Types of Password Attacks

Types of Password Attacks

In the world of the internet, millions of User accounts are created every day and so are their passwords, being an essential medium to access a user account. Strong passwords are considered as the first defense against password attacks.

According to the 2019 Data Breaches report by Verizon 29% of all the breaches involved the use of stolen credentials due to which many of the tech companies are making a push towards Non-password logins by making use of other technologies like biometrics. As a result, it does not only reduce the risk of passwords but also reduces the prevalence of phishing attacks.

Types of Passwords Attacks

There are various forms of Password attacks that affect billions of users and must be known to all the Internet Users in order to avoid any bandit to sneak their data. The most common attacks carried out nowadays are related to cracking passwords, and the most commonly known password attack is only brute-forcing. There are, in fact, other kinds of attacks around passwords that should be known to all the users.

Brute force attack: In a brute force attack, a hacker uses a computer program to login to a user’s account with all possible password combinations. Moreover, brute force accounts don’t start at random; instead, they start with the easiest-to-guess passwords.

Dictionary attack: A dictionary attack only tries possibilities of passwords most likely to succeed whereas brute force attack goes letter by letter. As the name signifies, it takes up common Dictionary words to decode a password, like January 2020 or April@2020.

Phishing:  In a phishing attack, hackers disguise their phishing attacks as unsuspecting emails, posing as legitimate and known services.  From these emails, hackers take users to fake login pages disguised as a legitimate service. Often, the hackers add a subtle, threatening dimension to their emails like the prospect of service cancellation. This forces the users to hand over their credentials before giving it careful consideration.

Rainbow table attack: Rainbow table attacks are such that form a point on the spectrum of the space-time trade-off that occurs in exhaustive attacks.

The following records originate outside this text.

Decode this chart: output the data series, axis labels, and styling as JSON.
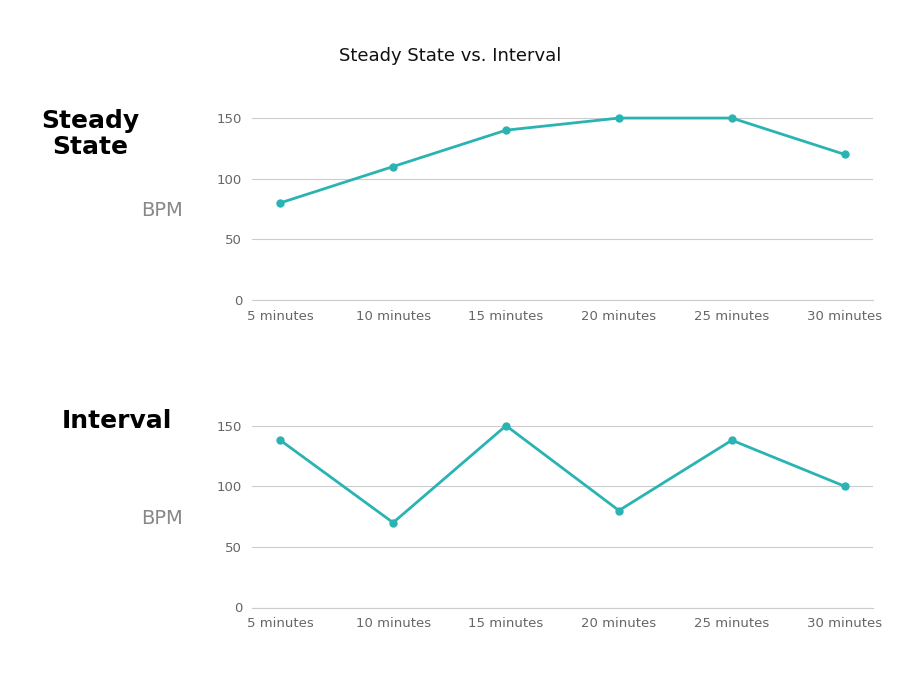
{
  "title": "Steady State vs. Interval",
  "title_fontsize": 13,
  "x_labels": [
    "5 minutes",
    "10 minutes",
    "15 minutes",
    "20 minutes",
    "25 minutes",
    "30 minutes"
  ],
  "steady_state": {
    "label": "Steady\nState",
    "bpm_label": "BPM",
    "values": [
      80,
      110,
      140,
      150,
      150,
      120
    ],
    "color": "#2ab3b3"
  },
  "interval": {
    "label": "Interval",
    "bpm_label": "BPM",
    "values": [
      138,
      70,
      150,
      80,
      138,
      100
    ],
    "color": "#2ab3b3"
  },
  "ylim": [
    0,
    175
  ],
  "yticks": [
    0,
    50,
    100,
    150
  ],
  "background_color": "#ffffff",
  "grid_color": "#cccccc",
  "line_width": 2,
  "marker": "o",
  "marker_size": 5
}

Traditional brute force attacks store no precomputed data and compute each hash at run time using minimal space and taking a long time. Rainbow tables form hash chains of length k and only store the endpoints of each chain. This reduces storage from the brute force case of n to 2n ÷ k (where n is the number of passwords we can quickly break).

Credential stuffing: In a credential stuffing attack, hackers use lists of stolen usernames and passwords in combination on various accounts, automatically trying over and over until they hit a match. Credential stuffing relies on users’ tendency to reuse their passwords for multiple accounts, often to great success. Further, hackers share stolen passwords on the Dark Web or sell them, so this information proliferates among threat actors.

Password spraying: A Password spraying attack is made by hackers by getting a list of the most commonly used passwords across the web or even from past intelligence gathered on the target, and attacking the target by trying these concrete sets of passwords.

Keylogger Attack: One of the most insidious kinds of attacks hackers increasingly use involve “keyloggers.” Keyloggers record every keystroke a device user types into a mobile, laptop, or desktop computer. The server records user ids, passwords, account details, and SMS messages. Cybercriminals can then monitor user communications and even withdraw money from victims’ bank accounts.

Traffic interception: In this attack, the cyber criminal uses software such as packet sniffers to monitor network traffic and capture passwords as they’re passed. Similar to eavesdropping or tapping a phone line, the software monitors and captures critical information, where the attack is made easier when passed on the network without any encryption. Although, encrypted information may be decrypted, depending on the strength of the encryption method used.

Man-in-the-middle: In this attack, the hacker’s program doesn’t just monitor information being passed but actively inserts itself in the middle of the interaction, usually by impersonating a website or app. This allows the program to capture the Password attacks user’s credentials and other sensitive information, such as account numbers, social security numbers, etc. Man in the middle (MITM) attacks are often facilitated by social engineering attacks which lure the user to a fake site.

Prevention Methodologies against Password attack

The latest NIST guidelines recommend easy to remember and difficult to guess passwords. A good mix of upper and lowercase characters, numbers, and special characters can help in protecting an account against nasty hackers, with a recommendation to avoid using common words and common phrases and completely avoiding site-specific words (including the name of the app you’re logging into in the password, for instance). NIST also recommends checking passwords against a dictionary of known poor passwords.

Employee education also plays an important role in safeguarding accounts against Password attacks. One of the best defenses against social engineering tactics is teaching users the techniques hackers use while attacking an account and how to recognize them. Strong passwords and education really aren’t enough these days, though. Computing power allows cybercriminals to run sophisticated programs to obtain or try massive numbers of credentials, hence, NIST also recommends not relying on passwords alone.

Specifically, companies should adopt tools like single sign-on (SSO) and multi-factor authentication (MFA), also known as two-factor authentication. SSO helps eliminate passwords by letting employees login to all their apps and sites with just one set of credentials. Users only need to remember one, strong password. MFA requires an additional piece of information when the user logs in, such as a pin generated by an application like OneLogin Protect or fingerprint authentication. This additional piece of information makes it far more difficult for cybercriminals to impersonate a user.